I have a pandas Dataframe of tennis games with 70,000 games (rows) with two issues:
Every game is duplicated, because for every game between player A and B, there's a row when A plays with B and a row when B plays with A. This happens because I extracted all games played for each player, so I have all games that Nadal played, and then all games that Federer played. For the games I extracted from Nadal's page, Nadal is player A and Federer is player B, and for the games I extracted from Federer's page, Federer is player A and Nadal is player B.
The second issue is that for every game, I only have info about player A, so using the example mentioned before, for the games I extracted where Nadal is player A, facing Federer, I have Nadal's height, age and ranking, but I don't have that info for Federer. And for the games I extracted where Federer is player A, facing Nadal, I have Federer's height, age and ranking, but I don't have that info for Nadal
Bellow is the example of the data for a better understanding:
Player A | Rank | Height | Age | Tourn. | Year | Round | Player B | Result |
---|---|---|---|---|---|---|---|---|
Nadal | 3 | 185 | 37 | US Open | 2019 | Finals | Federer | W |
Federer | 7 | 183 | 40 | US Open | 2019 | Finals | Nadal | L |
My objective is to add in the same row the information of both players like this:
Player A | Rank | Height | Age | Tourn. | Year | Round | Player B | Rank_B | Height_B | Age_B | Result |
---|---|---|---|---|---|---|---|---|---|---|---|
Nadal | 3 | 185 | 37 | US Open | 2019 | Finals | Federer | 7 | 183 | 40 | W |
And then remove all duplicate lines.
I have already solved the issue by doing a for loop inside a for loop and comparing every line. Once the criteria I set is met I proceed to change the lines. I consider that a game is duplicate if in the same year, tournament and round, the same players face each other.
import pandas as pd
import numpy as np
games = pd.read_csv("games.csv")
# create the new columns to add info of opponent:
games["Rank_B"] = np.nan
games["Height_B"] = np.nan
games["Age_B"] = np.nan
# loop through every line:
for i in range(0,len(games)):
# if the row was already mark to delete skip it
if games.loc[i, "p_name"] == "Delete":
next
# for each line compare it to every line:
for j in range(0,len(games)):
if games.loc[i, "Tourn."] == games.loc[j, "Tourn."] and games.loc[i, "Year"] == games.loc[j, "Year"] and games.loc[i, "Round"] == games.loc[j, "Round"] and games.loc[i, "Player A"] == games.loc[j, "Player B"]:
games.loc[i, "Height_B"] = games.loc[j, "Height"]

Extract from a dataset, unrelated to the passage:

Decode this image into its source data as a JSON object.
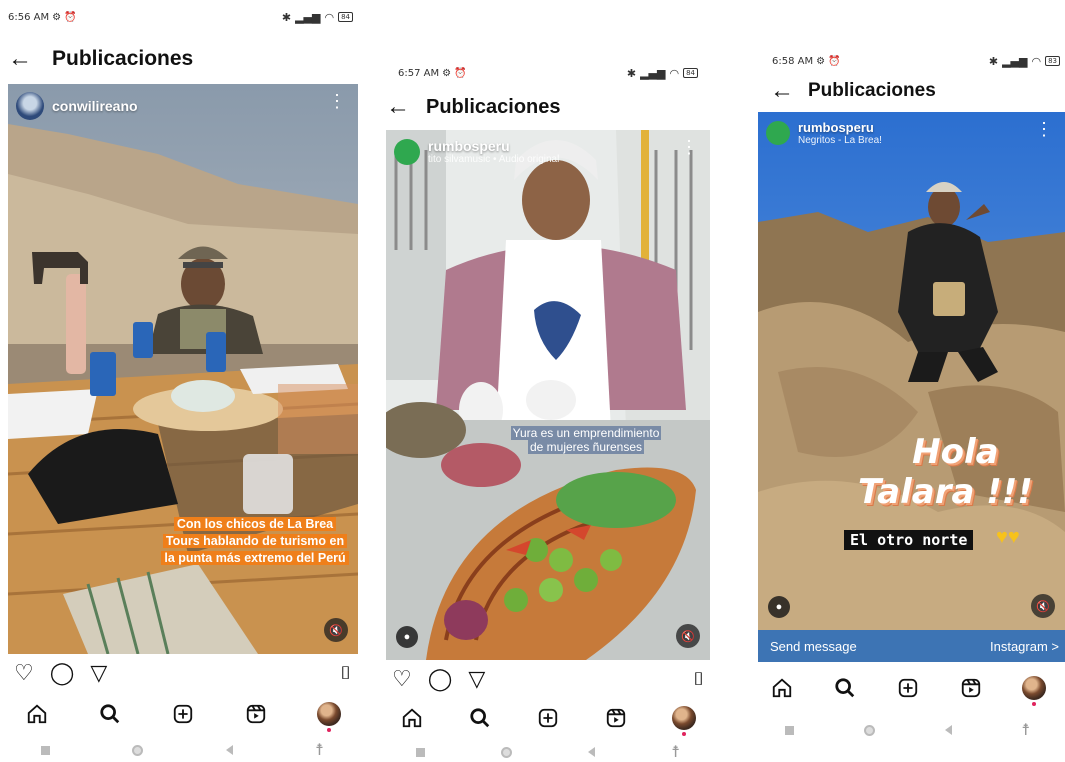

games.loc[i, "Rank_B"] = games.loc[j, "Rank"]
games.loc[i, "Age_B"] = games.loc[j, "Age"]
# marks row to delete because it is duplicate:
games.loc[j, "p_name"] = "Delete"
break
games = games[games["p_name"].str.contains("Delete") == False]
The problem is that my solution is very slow, taking a whopping 12 hours to run for 70,000 rows. If I want to run this code with a dataframe of 1,000,000 rows this solution is impractical.
Can you think of a better way to accomplish my objective?